Procès du drame de la rue d’Aubagne : la Ville doit faire face à sa responsabilité
À l’heure où la justice examine la responsabilité des personnes mises en cause dans les effondrements de la rue d’Aubagne, nos organisations — un Centre-ville pour tous, le Collectif du 5 novembre, la Ligue des droits de l’Homme Marseille et Marseille en colère — mobilisées en matière de lutte contre l’habitat indigne ont les plus grandes difficultés à comprendre les positionnements adoptés par la Ville de Marseille à cette occasion.
Une Municipalité victime et responsable d’un même drame ?
La première difficulté tient au choix de la Ville de Marseille de se constituer partie civile à ce procès. C’est-à-dire qu’elle y revendiquera le statut de victime des effondrements de la rue d’Aubagne. Un tel positionnement a sans doute surpris plus d’un·e Marseillais·e : beaucoup s’attendaient sûrement à voir plutôt la Municipalité sur le banc des accusés.
Il faut tout d’abord comprendre que la seule raison pour laquelle la Ville, en tant qu’institution, n’est pas poursuivie est que la loi instaure une irresponsabilité pénale des collectivités territoriales en matière de police administrative, telle que la police de la sécurité des immeubles.
Le fait que la Ville ne puisse pas voir sa responsabilité pénale engagée n’enlève donc rien à sa responsabilité réelle dans la survenance de ce drame, à côté de toutes les autres responsabilités individuelles qui y ont
concouru et que la juridiction cherchera à établir.
La posture adoptée par la Ville ne fait qu’apporter de la confusion dès lors qu’elle se présente comme victime de l’habitat indigne qu’elle a elle-même laissé prospérer. Cela participe également d’une déresponsabilisation de l’institution en la matière, comme si ce drame n’avait été causé que par quelques manquements individuels isolés. Cela témoigne enfin d’une démarche qui tend à gommer le caractère systémique de l’habitat indigne, en minimisant les causes structurelles, ce qui revient à vider le dossier de son caractère politique.

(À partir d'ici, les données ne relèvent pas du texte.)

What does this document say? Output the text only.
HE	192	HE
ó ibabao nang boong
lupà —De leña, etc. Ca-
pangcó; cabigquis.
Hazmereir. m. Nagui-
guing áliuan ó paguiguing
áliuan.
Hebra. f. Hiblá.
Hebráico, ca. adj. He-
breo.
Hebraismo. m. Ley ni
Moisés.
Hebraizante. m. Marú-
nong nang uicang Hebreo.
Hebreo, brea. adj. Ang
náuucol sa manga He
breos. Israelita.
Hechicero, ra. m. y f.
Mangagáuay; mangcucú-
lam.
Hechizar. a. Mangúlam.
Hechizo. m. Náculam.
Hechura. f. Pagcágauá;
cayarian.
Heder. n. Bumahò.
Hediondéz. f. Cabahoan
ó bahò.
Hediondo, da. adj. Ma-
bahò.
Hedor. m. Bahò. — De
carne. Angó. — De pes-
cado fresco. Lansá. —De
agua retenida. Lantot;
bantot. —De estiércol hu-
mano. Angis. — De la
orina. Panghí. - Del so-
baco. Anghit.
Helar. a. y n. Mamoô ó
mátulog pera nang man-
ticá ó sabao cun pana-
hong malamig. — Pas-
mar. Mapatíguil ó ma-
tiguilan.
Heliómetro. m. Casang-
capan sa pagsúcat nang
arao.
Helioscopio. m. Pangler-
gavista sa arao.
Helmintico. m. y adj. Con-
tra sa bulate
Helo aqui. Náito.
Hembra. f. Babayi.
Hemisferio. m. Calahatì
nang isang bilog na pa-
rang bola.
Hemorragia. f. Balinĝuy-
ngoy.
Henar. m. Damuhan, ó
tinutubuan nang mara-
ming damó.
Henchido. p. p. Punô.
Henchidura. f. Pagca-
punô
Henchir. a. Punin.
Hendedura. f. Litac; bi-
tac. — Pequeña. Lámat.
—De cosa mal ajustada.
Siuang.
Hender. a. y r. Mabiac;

Faire œuvre de transparence ou clamer son innocence
La seconde difficulté concerne la ligne de défense choisie par Marseille Habitat. À l’annonce de la mise en examen du bailleur social municipal, sa présidente et adjointe au Maire, Audrey Gatian, déclarait : « Notre objectif est de faire toute la transparence sur ce drame. Nous sommes aux côtés de la justice. »
À l’aune de ces déclarations, nous étions en droit de nous attendre à ce que Marseille Habitat coopère pleinement avec la justice et œuvre à la manifestation de la vérité en communiquant tous les éléments en sa possession, à charge et à décharge, et que cette société laisse la juridiction apprécier si ses défaillances et ses manquements engageaient ou non sa responsabilité pénale et si elle devait être déclarée coupable.

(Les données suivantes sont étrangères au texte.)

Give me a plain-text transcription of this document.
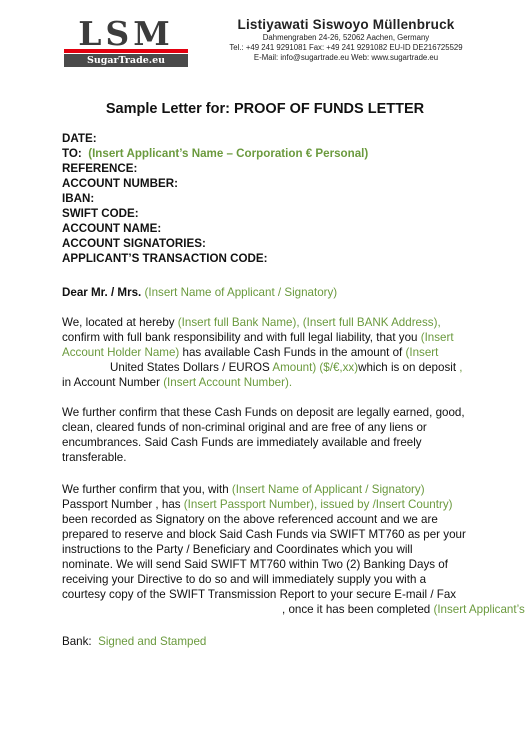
LSM
SugarTrade.eu
Listiyawati Siswoyo Müllenbruck
Dahmengraben 24-26, 52062 Aachen, Germany
Tel.: +49 241 9291081 Fax: +49 241 9291082 EU-ID DE216725529
E-Mail: info@sugartrade.eu Web: www.sugartrade.eu
Sample Letter for: PROOF OF FUNDS LETTER
DATE:
TO: (Insert Applicant’s Name – Corporation € Personal)
REFERENCE:
ACCOUNT NUMBER:
IBAN:
SWIFT CODE:
ACCOUNT NAME:
ACCOUNT SIGNATORIES:
APPLICANT’S TRANSACTION CODE:
Dear Mr. / Mrs. (Insert Name of Applicant / Signatory)
We, located at hereby (Insert full Bank Name), (Insert full BANK Address),
confirm with full bank responsibility and with full legal liability, that you (Insert
Account Holder Name) has available Cash Funds in the amount of (Insert
United States Dollars / EUROS Amount) ($/€,xx)which is on deposit ,
in Account Number (Insert Account Number).
We further confirm that these Cash Funds on deposit are legally earned, good,
clean, cleared funds of non-criminal original and are free of any liens or
encumbrances. Said Cash Funds are immediately available and freely
transferable.
We further confirm that you, with (Insert Name of Applicant / Signatory)
Passport Number , has (Insert Passport Number), issued by /Insert Country)
been recorded as Signatory on the above referenced account and we are
prepared to reserve and block Said Cash Funds via SWIFT MT760 as per your
instructions to the Party / Beneficiary and Coordinates which you will
nominate. We will send Said SWIFT MT760 within Two (2) Banking Days of
receiving your Directive to do so and will immediately supply you with a
courtesy copy of the SWIFT Transmission Report to your secure E-mail / Fax
, once it has been completed (Insert Applicant’s
Bank:  Signed and Stamped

Aussi, c’est avec stupéfaction que nous apprenions à l’ouverture du procès que Marseille Habitat plaiderait finalement non coupable.
Rappelons que Marseille Habitat est une société d’économie mixte de la Ville de Marseille, qui la dirige et la détient majoritairement. C’est donc la Ville de Marseille qui a fait le choix de soutenir la thèse de l’innocence de Marseille Habitat, orientant ainsi nécessairement les débats, plutôt que de s’en tenir à une démarche de transparence et de coopération avec la justice, tel qu’initialement annoncé.
Quand l’incohérence s’ajoute à l’incompréhension
Non seulement l’une et l’autre de ces positions sont difficilement compréhensibles pour nous, mais en les rapprochant l’une de l’autre, la situation devient alors totalement incohérente. Elles conduisent en effet la Ville à soutenir simultanément deux thèses contradictoires et opposées : la culpabilité et l’innocence de Marseille Habitat.
En tant que partie civile, la Ville de Marseille conclut à ce que Marseille Habitat soit reconnue coupable d’homicide involontaire, blessure involontaire et mise en danger délibéré de la vie d’autrui. Elle demande à ce que sa propre société soit condamnée à lui verser un euro symbolique au titre du préjudice qu’elle aurait subi.
Mais en tant que dirigeant de Marseille Habitat, elle soutient que cette société devrait être déclarée innocente de ces mêmes infractions.
Le procès historique qui s’est ouvert exige de faire face à ses responsabilités et de faire preuve de sincérité, de clarté et de cohérence. À cet égard, nos organisations ne peuvent que déplorer les choix stratégiques de la Ville de Marseille qui ne font qu’apporter de la confusion dans la procédure et alimentent une déresponsabilisation des pouvoirs publics en matière d’habitat indigne. Ces choix conduisent à brouiller le rôle et la place des services de la Ville de Marseille dans la lutte contre l’habitat indigne, en évacuant la dimension systémique et politique, pour mettre en avant les seules responsabilités individuelles.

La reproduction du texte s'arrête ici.